When to use absolute vs relative values?

I get the Responsive Web Design concept in general, but is there a rule or list of properties showing which properties generally should get relative sizes?

For instance, so far during this course Nick has often used absolute measurements for such things as borders, margins, and padding, while sometimes also (elsewhere in the same document) using relative measurements for font-size, padding, margins, etc. As a beginner, so far this seems a bit arbitrary.

So, are there rules or lists which can unambiguously state which properties benefit from relative measurements most of the time? Or maybe which elements generally don't benefit from relative measurements and should be used with absolute measurements?

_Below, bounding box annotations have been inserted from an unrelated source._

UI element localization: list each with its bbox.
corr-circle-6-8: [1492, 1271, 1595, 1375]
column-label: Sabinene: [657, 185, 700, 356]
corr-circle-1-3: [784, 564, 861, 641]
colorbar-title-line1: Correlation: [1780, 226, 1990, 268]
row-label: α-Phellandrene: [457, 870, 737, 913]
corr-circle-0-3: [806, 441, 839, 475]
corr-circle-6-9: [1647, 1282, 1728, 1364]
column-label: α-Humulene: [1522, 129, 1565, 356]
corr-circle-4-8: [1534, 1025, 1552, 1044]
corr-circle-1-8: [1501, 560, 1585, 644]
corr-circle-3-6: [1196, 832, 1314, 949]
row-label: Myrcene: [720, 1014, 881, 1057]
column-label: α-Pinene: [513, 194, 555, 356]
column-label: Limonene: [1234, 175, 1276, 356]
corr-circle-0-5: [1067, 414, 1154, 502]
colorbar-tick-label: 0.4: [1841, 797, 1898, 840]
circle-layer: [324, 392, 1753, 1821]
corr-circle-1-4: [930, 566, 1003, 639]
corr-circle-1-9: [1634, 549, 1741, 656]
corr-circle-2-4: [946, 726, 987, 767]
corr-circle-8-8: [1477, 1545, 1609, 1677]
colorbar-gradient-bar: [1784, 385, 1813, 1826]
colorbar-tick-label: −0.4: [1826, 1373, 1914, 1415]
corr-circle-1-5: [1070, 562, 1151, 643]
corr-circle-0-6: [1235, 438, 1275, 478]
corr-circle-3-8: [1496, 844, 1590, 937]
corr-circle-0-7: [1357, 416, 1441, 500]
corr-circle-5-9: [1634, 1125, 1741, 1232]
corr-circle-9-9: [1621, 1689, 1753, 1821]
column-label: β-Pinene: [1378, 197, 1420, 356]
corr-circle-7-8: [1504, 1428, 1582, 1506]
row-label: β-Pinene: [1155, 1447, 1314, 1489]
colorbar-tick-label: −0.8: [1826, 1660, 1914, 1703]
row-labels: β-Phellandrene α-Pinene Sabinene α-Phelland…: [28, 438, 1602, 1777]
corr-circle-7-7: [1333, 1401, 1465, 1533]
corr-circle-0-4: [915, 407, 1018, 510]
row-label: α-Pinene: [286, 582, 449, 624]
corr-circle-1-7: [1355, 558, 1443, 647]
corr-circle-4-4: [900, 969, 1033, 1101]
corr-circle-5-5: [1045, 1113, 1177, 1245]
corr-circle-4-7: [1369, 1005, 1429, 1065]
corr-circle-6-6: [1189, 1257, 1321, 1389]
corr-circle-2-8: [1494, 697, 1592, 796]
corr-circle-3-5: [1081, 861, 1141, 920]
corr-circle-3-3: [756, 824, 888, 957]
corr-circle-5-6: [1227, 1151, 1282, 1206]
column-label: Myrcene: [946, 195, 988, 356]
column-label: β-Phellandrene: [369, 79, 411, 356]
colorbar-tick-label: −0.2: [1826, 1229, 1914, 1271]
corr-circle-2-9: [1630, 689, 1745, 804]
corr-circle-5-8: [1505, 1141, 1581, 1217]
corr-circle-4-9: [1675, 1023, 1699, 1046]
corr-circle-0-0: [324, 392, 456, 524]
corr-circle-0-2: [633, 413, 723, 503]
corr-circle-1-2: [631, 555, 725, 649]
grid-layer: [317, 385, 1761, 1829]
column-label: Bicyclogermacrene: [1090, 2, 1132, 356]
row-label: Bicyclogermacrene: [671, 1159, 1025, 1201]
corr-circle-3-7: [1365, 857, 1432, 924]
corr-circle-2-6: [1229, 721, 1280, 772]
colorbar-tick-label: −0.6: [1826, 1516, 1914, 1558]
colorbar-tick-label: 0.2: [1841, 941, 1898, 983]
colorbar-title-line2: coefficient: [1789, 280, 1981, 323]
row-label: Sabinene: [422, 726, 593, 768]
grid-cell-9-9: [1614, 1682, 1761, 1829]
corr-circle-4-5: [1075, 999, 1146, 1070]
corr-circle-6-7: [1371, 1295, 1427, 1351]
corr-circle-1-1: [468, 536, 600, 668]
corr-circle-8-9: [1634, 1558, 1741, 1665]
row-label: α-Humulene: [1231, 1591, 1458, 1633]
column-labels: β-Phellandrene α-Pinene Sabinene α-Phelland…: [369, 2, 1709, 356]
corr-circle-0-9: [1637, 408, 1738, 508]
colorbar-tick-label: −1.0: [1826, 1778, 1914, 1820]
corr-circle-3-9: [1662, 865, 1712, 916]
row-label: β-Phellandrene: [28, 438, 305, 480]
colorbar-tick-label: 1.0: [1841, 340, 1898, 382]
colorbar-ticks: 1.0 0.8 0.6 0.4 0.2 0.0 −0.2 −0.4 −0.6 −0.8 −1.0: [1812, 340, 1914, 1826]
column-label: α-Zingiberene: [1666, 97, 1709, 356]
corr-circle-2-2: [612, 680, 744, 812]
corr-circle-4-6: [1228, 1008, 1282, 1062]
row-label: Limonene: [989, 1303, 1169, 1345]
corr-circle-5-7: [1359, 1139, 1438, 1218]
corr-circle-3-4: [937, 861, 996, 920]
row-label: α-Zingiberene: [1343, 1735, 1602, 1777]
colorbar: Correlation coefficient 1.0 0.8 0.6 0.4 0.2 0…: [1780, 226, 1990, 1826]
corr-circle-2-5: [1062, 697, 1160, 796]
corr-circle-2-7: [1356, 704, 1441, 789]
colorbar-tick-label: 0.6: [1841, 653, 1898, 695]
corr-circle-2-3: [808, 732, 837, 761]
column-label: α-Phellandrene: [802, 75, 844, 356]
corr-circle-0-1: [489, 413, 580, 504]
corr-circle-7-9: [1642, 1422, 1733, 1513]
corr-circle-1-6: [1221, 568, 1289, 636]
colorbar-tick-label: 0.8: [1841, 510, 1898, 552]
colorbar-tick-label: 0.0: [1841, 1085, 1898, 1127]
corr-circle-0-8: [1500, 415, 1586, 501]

I think Nick does a great job as an instructor, but this aspect isn't yet clear to me.

3 Answers

Hey Keith, I'm still new to this sort of conversation myself but here are a few things to read through that might help you understand the concepts you mentioned above.

"If you specify position:relative, then you can use top or bottom, and left or right to move the element relative to where it would normally occur in the document. Position Absolute: When you specify position:absolute, the element is removed from the document and placed exactly where you tell it to go."


There are lots more resources like this out there so if you have time for a reading session just do a quick google search :) Hope this helps and good luck with your Treehouse project.

Thank you for the link Shani! Very informative. I am also beginning the CSS-Tricks course, so I think I'll be learning more details soon.

A partial answer that I found enlightening is in the link provided by Guil as a teacher note in the CSS course:


"The CSS pixel is a ‘reference’ pixel, not a device pixel. This is misleading and, personally, I prefer the notion of ‘user unit’ that SVG uses because I think it is easier to then explain the mapping to physical units and device pixels. But once one understands that a ‘px’ is actually a reference, not a device pixel, things make more sense. The thing to remember is that a CSS px is an abstract unit and there is a ratio controlling how it a) maps to actual device pixels and b) maps to physical units (in a fixed way, the ratio is always 96 CSS px to an inch)."

This partially explains why, for instance, there's no longer a need to give relative lengths to pixel measurements: the "pixel" has been re-defined in recent years (something I had not been aware of).